The A5 is a great printer. Unlike the Tevo Tornado and other larger volume printers, it’s in one piece. This makes it easy for me to move. I know most people don’t move their printers but I do it often, as I frequently get new printers and have to get rid of older ones. I’ll say this; I will be keeping the A5 for a long time, if not for good! It will have to be a special printer to replace this as my new go-to printer.
All that being said, I don’t think you can go wrong with the JGAurora A5 printer. I know there are reviews out there that are more critical, but I’m a member of the official JGAurora Facebook group and they are listening to their members. For instance, after my Power supply issue on the A3S, they have updated it with a better unit that can handle the 100deg C temperature on the bed. Also, the first A5’s had issues. Like the 3D printed parts holding the Z axis smooth rods breaking in shipping. Now those parts are machined aluminum. The users complained the white panels were not fixed well and rattled. Now thes eare screwed in an are very secure.

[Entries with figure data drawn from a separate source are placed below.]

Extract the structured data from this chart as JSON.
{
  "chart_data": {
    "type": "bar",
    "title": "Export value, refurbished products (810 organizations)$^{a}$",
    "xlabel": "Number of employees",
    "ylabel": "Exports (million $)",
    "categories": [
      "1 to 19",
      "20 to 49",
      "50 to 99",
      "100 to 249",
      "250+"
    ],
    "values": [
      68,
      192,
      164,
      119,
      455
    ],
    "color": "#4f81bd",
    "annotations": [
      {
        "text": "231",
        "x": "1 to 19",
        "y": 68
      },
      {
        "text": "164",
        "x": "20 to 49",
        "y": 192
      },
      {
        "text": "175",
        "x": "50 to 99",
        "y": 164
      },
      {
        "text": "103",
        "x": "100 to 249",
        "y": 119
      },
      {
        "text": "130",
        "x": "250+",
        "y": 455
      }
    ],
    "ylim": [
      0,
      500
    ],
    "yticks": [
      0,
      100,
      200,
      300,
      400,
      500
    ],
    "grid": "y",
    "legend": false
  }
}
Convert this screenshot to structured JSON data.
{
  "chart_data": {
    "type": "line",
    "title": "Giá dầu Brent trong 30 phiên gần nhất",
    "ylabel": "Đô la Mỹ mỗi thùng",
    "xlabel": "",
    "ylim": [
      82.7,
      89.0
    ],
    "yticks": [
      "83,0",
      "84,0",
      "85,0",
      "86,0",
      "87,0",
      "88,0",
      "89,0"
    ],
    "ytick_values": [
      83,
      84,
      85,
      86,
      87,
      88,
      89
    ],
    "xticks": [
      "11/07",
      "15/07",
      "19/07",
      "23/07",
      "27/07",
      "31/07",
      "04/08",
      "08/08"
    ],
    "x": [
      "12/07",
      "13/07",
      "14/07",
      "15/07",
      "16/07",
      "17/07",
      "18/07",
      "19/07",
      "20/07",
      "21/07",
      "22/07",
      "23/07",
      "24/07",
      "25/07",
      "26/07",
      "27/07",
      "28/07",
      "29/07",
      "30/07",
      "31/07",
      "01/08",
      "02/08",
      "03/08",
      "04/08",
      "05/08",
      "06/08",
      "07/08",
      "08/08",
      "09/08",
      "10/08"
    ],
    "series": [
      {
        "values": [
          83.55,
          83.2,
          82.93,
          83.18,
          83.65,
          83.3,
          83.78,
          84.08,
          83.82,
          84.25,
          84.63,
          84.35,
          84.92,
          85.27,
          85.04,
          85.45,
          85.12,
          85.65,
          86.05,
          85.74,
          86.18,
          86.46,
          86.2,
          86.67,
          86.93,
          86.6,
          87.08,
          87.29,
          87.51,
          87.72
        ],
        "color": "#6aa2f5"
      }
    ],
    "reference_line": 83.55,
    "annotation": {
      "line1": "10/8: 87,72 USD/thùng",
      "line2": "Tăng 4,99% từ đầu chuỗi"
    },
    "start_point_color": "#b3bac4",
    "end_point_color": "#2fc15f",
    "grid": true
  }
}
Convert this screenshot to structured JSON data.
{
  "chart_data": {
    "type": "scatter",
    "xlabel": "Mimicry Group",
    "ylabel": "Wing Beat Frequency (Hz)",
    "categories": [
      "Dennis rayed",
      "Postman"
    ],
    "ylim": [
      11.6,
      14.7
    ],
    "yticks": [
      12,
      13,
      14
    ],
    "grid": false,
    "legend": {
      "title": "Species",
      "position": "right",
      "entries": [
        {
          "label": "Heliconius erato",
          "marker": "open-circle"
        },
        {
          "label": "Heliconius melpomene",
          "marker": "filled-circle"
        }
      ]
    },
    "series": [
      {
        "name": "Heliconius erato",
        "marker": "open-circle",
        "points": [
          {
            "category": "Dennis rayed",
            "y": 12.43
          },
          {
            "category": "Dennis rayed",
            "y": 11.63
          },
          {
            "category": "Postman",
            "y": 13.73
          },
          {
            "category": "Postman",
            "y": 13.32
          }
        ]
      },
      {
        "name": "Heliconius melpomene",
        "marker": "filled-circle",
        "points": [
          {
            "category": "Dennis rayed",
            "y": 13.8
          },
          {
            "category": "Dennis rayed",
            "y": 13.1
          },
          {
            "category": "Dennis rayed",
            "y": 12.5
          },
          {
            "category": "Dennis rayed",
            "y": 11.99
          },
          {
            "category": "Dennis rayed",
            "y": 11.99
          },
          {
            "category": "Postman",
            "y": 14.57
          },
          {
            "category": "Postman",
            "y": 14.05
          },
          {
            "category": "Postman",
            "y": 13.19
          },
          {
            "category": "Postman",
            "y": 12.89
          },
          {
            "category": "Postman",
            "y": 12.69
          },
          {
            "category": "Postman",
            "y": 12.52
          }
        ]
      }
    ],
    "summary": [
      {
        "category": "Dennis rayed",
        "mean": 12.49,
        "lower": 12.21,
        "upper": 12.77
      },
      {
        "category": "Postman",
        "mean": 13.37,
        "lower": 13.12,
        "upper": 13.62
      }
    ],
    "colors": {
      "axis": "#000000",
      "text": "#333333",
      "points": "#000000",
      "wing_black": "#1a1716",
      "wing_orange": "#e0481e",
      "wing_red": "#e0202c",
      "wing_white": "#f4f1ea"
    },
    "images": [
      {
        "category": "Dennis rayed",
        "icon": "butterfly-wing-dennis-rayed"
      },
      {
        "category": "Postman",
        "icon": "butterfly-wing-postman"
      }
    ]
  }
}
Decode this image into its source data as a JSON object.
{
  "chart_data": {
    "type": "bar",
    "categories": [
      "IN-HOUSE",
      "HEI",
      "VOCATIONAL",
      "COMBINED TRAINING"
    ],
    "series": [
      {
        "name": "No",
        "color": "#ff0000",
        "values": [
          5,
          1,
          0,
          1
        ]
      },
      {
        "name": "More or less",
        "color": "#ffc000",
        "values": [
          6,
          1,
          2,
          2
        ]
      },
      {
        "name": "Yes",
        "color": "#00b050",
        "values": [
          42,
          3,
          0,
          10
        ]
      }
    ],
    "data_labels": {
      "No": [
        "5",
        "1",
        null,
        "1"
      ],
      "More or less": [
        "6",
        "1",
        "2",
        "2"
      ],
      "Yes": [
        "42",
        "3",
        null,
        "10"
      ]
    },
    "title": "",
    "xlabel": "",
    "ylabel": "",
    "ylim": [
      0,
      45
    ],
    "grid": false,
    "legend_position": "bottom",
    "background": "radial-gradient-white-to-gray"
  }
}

One thing I have to criticize is that the filament run-out sensor has changed from the A3S, and isn’t as user-friendly. I had issues feeding the filament at the beginning, but I have since figured it out. The A3S extruder was easy to feed from the beginning. After leveling the bed and followed by weeks of constant printing, it has stayed level. The design makes it secure and keeps it level.
PRINT QUALITY: 9.5/10
Again, the quality of the prints is impressive. It prints as well as the industrial printer we use at work.
BUILD QUALITY: 9/10
The build seems to keep space in mind. There is no wasted space like the other larger volume printers that keep the electronics in a tethered box attached to the printer. Simple to pick up and move, and doesn’t take much room on the desk.
USER INTERFACE AND NAVIGATION: 7/10
Although it has a nice colour touchscreen display, the sensitivity is an issue to me. I can’t say it’s a one-time deal as I have seen it in other reviews. But I know it can work as great as it does on my A3S.
VALUE FOR THE MONEY: 9/10
At $320 USD this printer is a steal. You can’t go wrong. It’s cheap but packed with features.